Adopted when he was 12 years old from China, Marsan is an Air Force ROTC student from Lake Wylie, South Carolina.
Project GO Taiwan, held in Kaohsiung, Taiwan, houses students at a hotel near National Kaohsiung Normal University. Local faculty and Embry-Riddle professors — including Dr. Chen, Dr. Stephen Craft and Dr. Sheau-yann Liang — lead lessons as well as trips to local tourist destinations.
Project GO Taiwan student Hayden Heffner, whose father worked for the U.S. Department of State, attended high school in China and has been studying the language for six years.
“It really kicks it forward when you live in the language 24/7,” said Heffner, an Aeronautics major and Army ROTC student from the Daytona Beach Campus. Originally from Washington, D.C., he has also lived in Uganda, China and Cambodia. “I’m not sure what I want to do in the future, but either way, I think Chinese will be very important.”
A Semester in Jordan
Jason Marsan, an Aerospace Engineering student at the Prescott Campus, attended Project GO Taiwan, which is held in Kaohsiung, Taiwan. (Photo: Jason Marsan)
When Aeronautical Science major Charles Bellett participated in Project GO Jordan this summer, it was his first time traveling out of the country — which he said he’s now planning to do much more often.
“It was amazing,” said Bellett, a sophomore Air Force ROTC student from Jacksonville, Florida. “We lived with host families, which was one of the best parts about it.”

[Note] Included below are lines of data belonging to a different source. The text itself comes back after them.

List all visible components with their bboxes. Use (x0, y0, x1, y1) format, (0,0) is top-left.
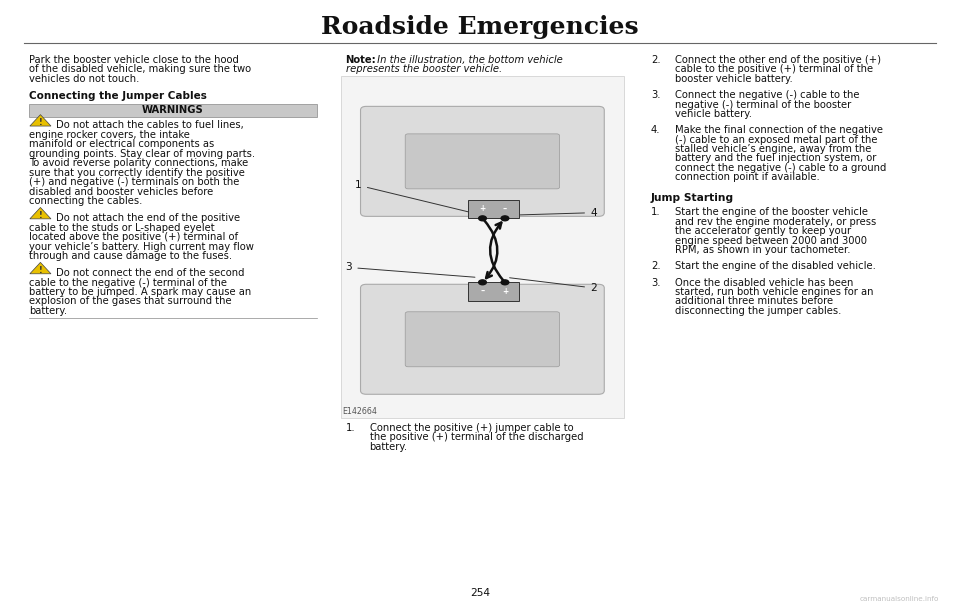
Text: !: ! (38, 266, 42, 274)
Text: Start the engine of the booster vehicle: Start the engine of the booster vehicle (675, 208, 868, 218)
Text: manifold or electrical components as: manifold or electrical components as (29, 139, 214, 149)
Text: To avoid reverse polarity connections, make: To avoid reverse polarity connections, m… (29, 158, 248, 168)
Text: 3.: 3. (651, 90, 660, 100)
Text: 1: 1 (355, 180, 480, 214)
Text: the accelerator gently to keep your: the accelerator gently to keep your (675, 227, 851, 236)
Text: Do not attach the end of the positive: Do not attach the end of the positive (56, 213, 240, 223)
Text: 2.: 2. (651, 55, 660, 65)
Text: Do not attach the cables to fuel lines,: Do not attach the cables to fuel lines, (56, 120, 244, 130)
Text: Connecting the Jumper Cables: Connecting the Jumper Cables (29, 91, 206, 101)
Text: connect the negative (-) cable to a ground: connect the negative (-) cable to a grou… (675, 163, 886, 173)
FancyBboxPatch shape (405, 312, 560, 367)
Text: Start the engine of the disabled vehicle.: Start the engine of the disabled vehicle… (675, 262, 876, 271)
Text: cable to the positive (+) terminal of the: cable to the positive (+) terminal of th… (675, 64, 873, 75)
Text: Once the disabled vehicle has been: Once the disabled vehicle has been (675, 277, 853, 288)
Text: cable to the negative (-) terminal of the: cable to the negative (-) terminal of th… (29, 277, 227, 288)
Text: stalled vehicle’s engine, away from the: stalled vehicle’s engine, away from the (675, 144, 872, 154)
Text: –: – (480, 287, 485, 296)
Text: WARNINGS: WARNINGS (142, 105, 204, 115)
Text: Connect the negative (-) cable to the: Connect the negative (-) cable to the (675, 90, 859, 100)
Text: cable to the studs or L-shaped eyelet: cable to the studs or L-shaped eyelet (29, 222, 214, 233)
Text: Make the final connection of the negative: Make the final connection of the negativ… (675, 125, 883, 135)
FancyBboxPatch shape (361, 106, 604, 216)
Text: vehicle battery.: vehicle battery. (675, 109, 752, 119)
Text: negative (-) terminal of the booster: negative (-) terminal of the booster (675, 100, 852, 109)
Text: started, run both vehicle engines for an: started, run both vehicle engines for an (675, 287, 874, 297)
Text: of the disabled vehicle, making sure the two: of the disabled vehicle, making sure the… (29, 64, 251, 75)
Text: 1.: 1. (346, 423, 355, 433)
Text: (+) and negative (-) terminals on both the: (+) and negative (-) terminals on both t… (29, 177, 239, 187)
Bar (468, 200, 519, 218)
Text: 3.: 3. (651, 277, 660, 288)
Circle shape (501, 216, 509, 221)
Text: RPM, as shown in your tachometer.: RPM, as shown in your tachometer. (675, 246, 851, 255)
Text: Park the booster vehicle close to the hood: Park the booster vehicle close to the ho… (29, 55, 239, 65)
Text: 254: 254 (470, 588, 490, 598)
Text: additional three minutes before: additional three minutes before (675, 296, 833, 307)
Text: Do not connect the end of the second: Do not connect the end of the second (56, 268, 244, 278)
Text: !: ! (38, 211, 42, 220)
Text: 4.: 4. (651, 125, 660, 135)
Text: 2: 2 (510, 278, 597, 293)
Text: connecting the cables.: connecting the cables. (29, 196, 142, 206)
Text: the positive (+) terminal of the discharged: the positive (+) terminal of the dischar… (370, 432, 584, 442)
Text: through and cause damage to the fuses.: through and cause damage to the fuses. (29, 251, 232, 261)
Text: Note:: Note: (346, 55, 376, 65)
Bar (29, 104, 317, 117)
Circle shape (479, 216, 487, 221)
Text: represents the booster vehicle.: represents the booster vehicle. (346, 64, 502, 75)
Text: battery.: battery. (370, 442, 408, 452)
Text: carmanualsonline.info: carmanualsonline.info (859, 596, 939, 602)
Text: and rev the engine moderately, or press: and rev the engine moderately, or press (675, 217, 876, 227)
Text: disconnecting the jumper cables.: disconnecting the jumper cables. (675, 306, 841, 316)
Text: 3: 3 (346, 263, 475, 277)
Polygon shape (30, 262, 51, 274)
Text: sure that you correctly identify the positive: sure that you correctly identify the pos… (29, 167, 245, 178)
Text: grounding points. Stay clear of moving parts.: grounding points. Stay clear of moving p… (29, 148, 255, 159)
Text: disabled and booster vehicles before: disabled and booster vehicles before (29, 186, 213, 197)
Text: your vehicle’s battery. High current may flow: your vehicle’s battery. High current may… (29, 241, 253, 252)
Text: Jump Starting: Jump Starting (651, 193, 734, 203)
Polygon shape (30, 207, 51, 219)
Text: vehicles do not touch.: vehicles do not touch. (29, 74, 139, 84)
Text: !: ! (38, 118, 42, 127)
Text: 2.: 2. (651, 262, 660, 271)
Bar (341, 76, 624, 418)
Text: –: – (503, 205, 507, 213)
Text: connection point if available.: connection point if available. (675, 172, 820, 183)
Text: Connect the positive (+) jumper cable to: Connect the positive (+) jumper cable to (370, 423, 573, 433)
Circle shape (479, 280, 487, 285)
Text: engine speed between 2000 and 3000: engine speed between 2000 and 3000 (675, 236, 867, 246)
Text: battery and the fuel injection system, or: battery and the fuel injection system, o… (675, 153, 876, 164)
Text: battery to be jumped. A spark may cause an: battery to be jumped. A spark may cause … (29, 287, 252, 297)
Text: booster vehicle battery.: booster vehicle battery. (675, 74, 793, 84)
Text: +: + (502, 287, 508, 296)
Bar (468, 282, 519, 301)
FancyArrowPatch shape (490, 222, 503, 280)
FancyBboxPatch shape (361, 284, 604, 394)
Text: In the illustration, the bottom vehicle: In the illustration, the bottom vehicle (374, 55, 564, 65)
Text: 4: 4 (510, 208, 597, 218)
Text: Roadside Emergencies: Roadside Emergencies (322, 15, 638, 39)
Text: E142664: E142664 (343, 407, 377, 416)
Text: Connect the other end of the positive (+): Connect the other end of the positive (+… (675, 55, 881, 65)
Polygon shape (30, 115, 51, 126)
Text: (-) cable to an exposed metal part of the: (-) cable to an exposed metal part of th… (675, 134, 877, 145)
Circle shape (501, 280, 509, 285)
FancyArrowPatch shape (485, 221, 497, 278)
Text: +: + (479, 205, 486, 213)
Text: battery.: battery. (29, 306, 67, 316)
Text: 1.: 1. (651, 208, 660, 218)
Text: explosion of the gases that surround the: explosion of the gases that surround the (29, 296, 231, 307)
FancyBboxPatch shape (405, 134, 560, 189)
Text: located above the positive (+) terminal of: located above the positive (+) terminal … (29, 232, 238, 242)
Text: engine rocker covers, the intake: engine rocker covers, the intake (29, 130, 190, 140)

Daytona Beach Campus students Bellett and James completed the Jordan program with nine ROTC students from other universities. The Arabic program is taught by AmidEast faculty in Amman, Jordan, where students stay with local families. On weekends, students visit Petra, the Dead Sea and other cultural sites. AmidEast, also offers a course giving students a deeper look into culture, including a country’s food, religion, history and traditions.
Arabic is a challenging language, James said, but being multilingual opens up more career opportunities and bonus pay in the military. Through Project GO, he also had the opportunity to meet ROTC students from around the country.
“That was one of the best parts — I made lifelong friends,” said James.